ちょっと前に徳間デュアル文庫で刊行されたときには、あまりの挿絵の多さに閉口して「いつから『銀英伝』はライトノベルになったんだ」とぼやいたものだが、今回は今回でしょうもない誤植に閉口させられている。
現時点で刊行されている「千億の星、千億の光」までを読んだ限りでは、本伝の後半から目に付くようになったように思う。たとえばこんな――
「おれは卿らに戦闘のやりかたを教えた。だが、掠奪や暴行や放火のやりかたを教えた憶えはないそ」(外伝1 P.116)

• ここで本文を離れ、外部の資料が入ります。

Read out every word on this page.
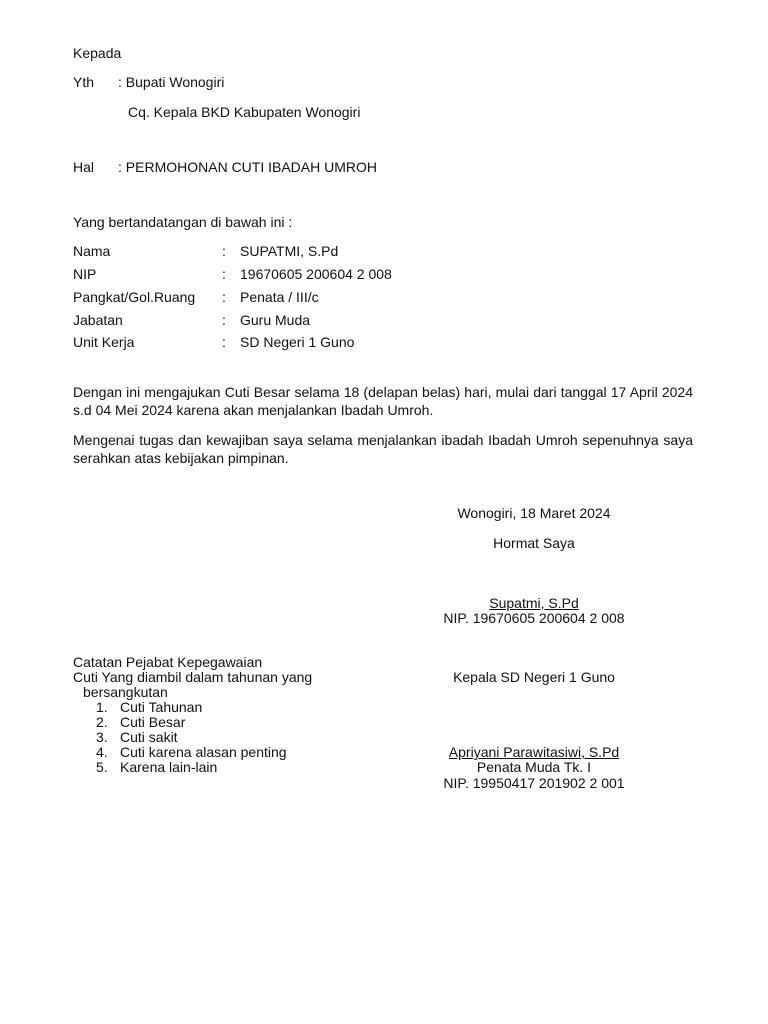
Kepada
Yth : Bupati Wonogiri
Cq. Kepala BKD Kabupaten Wonogiri
Hal : PERMOHONAN CUTI IBADAH UMROH
Yang bertandatangan di bawah ini :
Nama	: SUPATMI, S.Pd
NIP	: 19670605 200604 2 008
Pangkat/Gol.Ruang : Penata / III/c
Jabatan	: Guru Muda
Unit Kerja	: SD Negeri 1 Guno
Dengan ini mengajukan Cuti Besar selama 18 (delapan belas) hari, mulai dari tanggal 17 April 2024 s.d 04 Mei 2024 karena akan menjalankan Ibadah Umroh.
Mengenai tugas dan kewajiban saya selama menjalankan ibadah Ibadah Umroh sepenuhnya saya serahkan atas kebijakan pimpinan.
Wonogiri, 18 Maret 2024
Hormat Saya
Supatmi, S.Pd
NIP. 19670605 200604 2 008
Catatan Pejabat Kepegawaian
Cuti Yang diambil dalam tahunan yang
bersangkutan
1. Cuti Tahunan
2. Cuti Besar
3. Cuti sakit
4. Cuti karena alasan penting
5. Karena lain-lain
Kepala SD Negeri 1 Guno
Apriyani Parawitasiwi, S.Pd
Penata Muda Tk. I
NIP. 19950417 201902 2 001
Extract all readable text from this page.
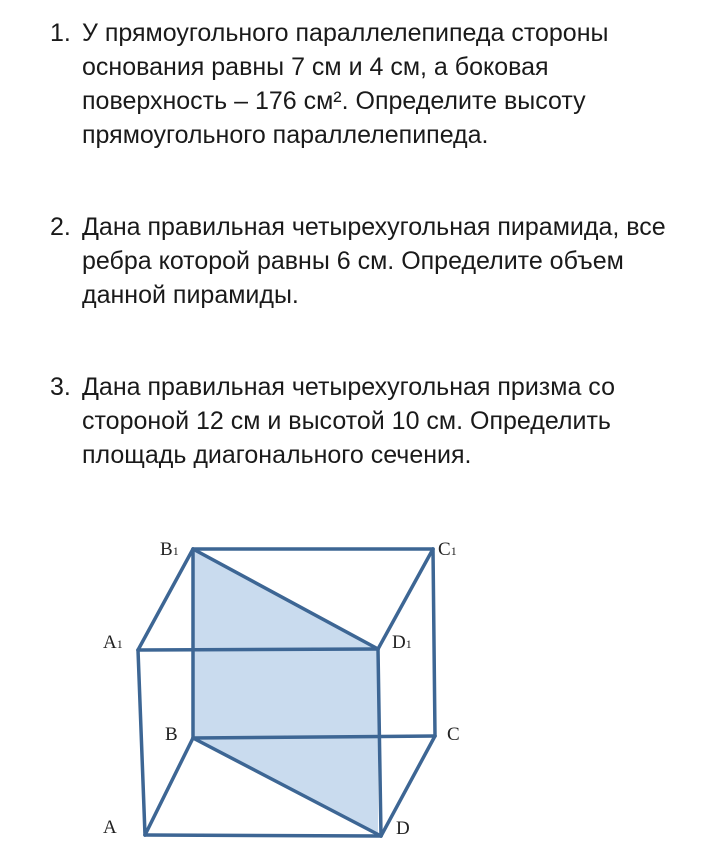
1. У прямоугольного параллелепипеда стороны
основания равны 7 см и 4 см, а боковая
поверхность – 176 см². Определите высоту
прямоугольного параллелепипеда.
2. Дана правильная четырехугольная пирамида, все
ребра которой равны 6 см. Определите объем
данной пирамиды.
3. Дана правильная четырехугольная призма со
стороной 12 см и высотой 10 см. Определить
площадь диагонального сечения.
B1	C1
A1	D1
B	C
A	D
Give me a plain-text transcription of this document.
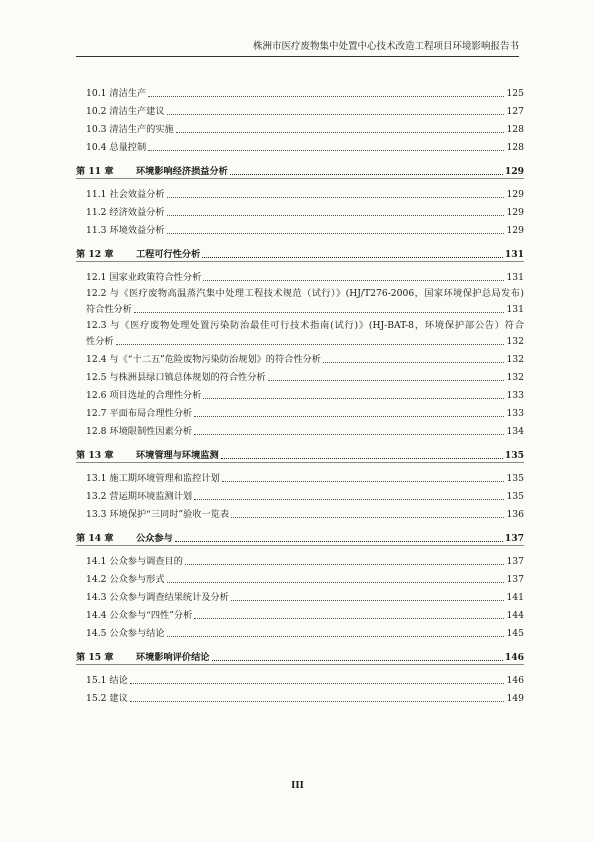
株洲市医疗废物集中处置中心技术改造工程项目环境影响报告书
10.1 清洁生产	125
10.2 清洁生产建议	127
10.3 清洁生产的实施	128
10.4 总量控制	128
第 11 章 环境影响经济损益分析	129
11.1 社会效益分析	129
11.2 经济效益分析	129
11.3 环境效益分析	129
第 12 章 工程可行性分析	131
12.1 国家业政策符合性分析	131
12.2 与《医疗废物高温蒸汽集中处理工程技术规范（试行）》(HJ/T276-2006，国家环境保护总局发布)
符合性分析	131
12.3 与《医疗废物处理处置污染防治最佳可行技术指南(试行)》(HJ-BAT-8，环境保护部公告）符合
性分析	132
12.4 与《“十二五”危险废物污染防治规划》的符合性分析	132
12.5 与株洲县绿口镇总体规划的符合性分析	132
12.6 项目选址的合理性分析	133
12.7 平面布局合理性分析	133
12.8 环境限制性因素分析	134
第 13 章 环境管理与环境监测	135
13.1 施工期环境管理和监控计划	135
13.2 营运期环境监测计划	135
13.3 环境保护“三同时”验收一览表	136
第 14 章 公众参与	137
14.1 公众参与调查目的	137
14.2 公众参与形式	137
14.3 公众参与调查结果统计及分析	141
14.4 公众参与“四性”分析	144
14.5 公众参与结论	145
第 15 章 环境影响评价结论	146
15.1 结论	146
15.2 建议	149
III
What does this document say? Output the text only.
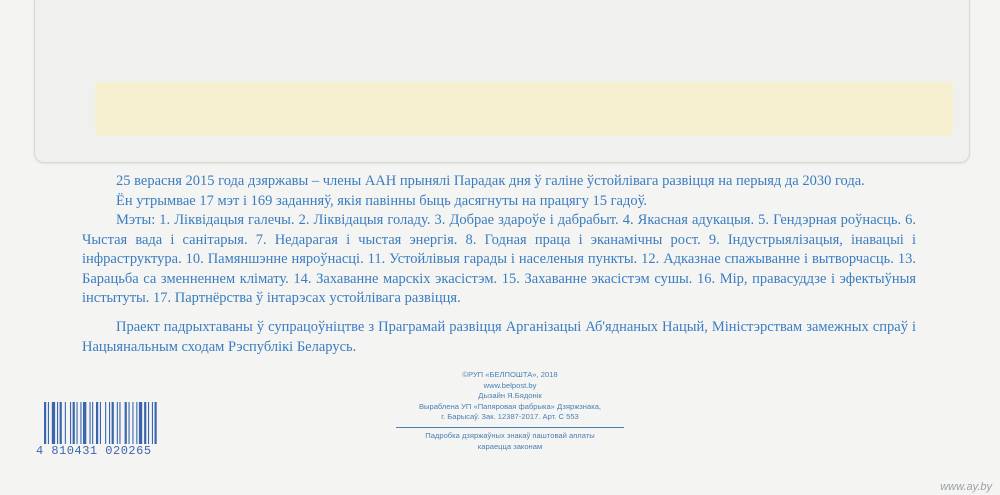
25 верасня 2015 года дзяржавы – члены ААН прынялі Парадак дня ў галіне ўстойлівага развіцця на перыяд да 2030 года.

Ён утрымвае 17 мэт і 169 заданняў, якія павінны быць дасягнуты на працягу 15 гадоў.

Мэты: 1. Ліквідацыя галечы. 2. Ліквідацыя голаду. 3. Добрае здароўе і дабрабыт. 4. Якасная адукацыя. 5. Гендэрная роўнасць. 6. Чыстая вада і санітарыя. 7. Недарагая і чыстая энергія. 8. Годная праца і эканамічны рост. 9. Індустрыялізацыя, інавацыі і інфраструктура. 10. Памяншэнне няроўнасці. 11. Устойлівыя гарады і населеныя пункты. 12. Адказнае спажыванне і вытворчасць. 13. Барацьба са зменненнем клімату. 14. Захаванне марскіх экасістэм. 15. Захаванне экасістэм сушы. 16. Мір, правасуддзе і эфектыўныя інстытуты. 17. Партнёрства ў інтарэсах устойлівага развіцця.

Праект падрыхтаваны ў супрацоўніцтве з Праграмай развіцця Арганізацыі Аб'яднаных Нацый, Міністэрствам замежных спраў і Нацыянальным сходам Рэспублікі Беларусь.

©РУП «БЕЛПОШТА», 2018
www.belpost.by
Дызайн Я.Бядонік
Выраблена УП «Папяровая фабрыка» Дзяржзнака,
г. Барысаў. Зак. 12387-2017. Арт. С 553
Падробка дзяржаўных знакаў паштовай аплаты
караецца законам
4 810431 020265
www.ay.by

最後に濁点を打ち忘れただけで、格好良く決まったはずの台詞も台無しである。本伝の終わりの方でも同じようなタイミングの箇所に同じような誤植があって、どっとしらけた。他にも『銀英伝』読者にはおなじみのフレーズである「金髪の孺子」が「金髪の揺子」になっているところもあったり、「拘泥」に「こうでん」とルビが振られている箇所もあったりで、思わずため息が出てしまう。
編集者はちゃんと校正作業をしているのだろうか? 巻末にはお約束のように「創元SF文庫版では徳間デュアル文庫版を底本とした。」との一文が挿入されているが、まさか誤植の責任をデュアル文庫の担当者に押し付けるつもりではあるまいな。
どうにも困ってしまうことには、この創元SF文庫版が「最終決定版」らしいということであろうか(外伝2解説文より)。こんな仰々しい看板を掲げるなら、ちゃんとやることをやってほしいものである。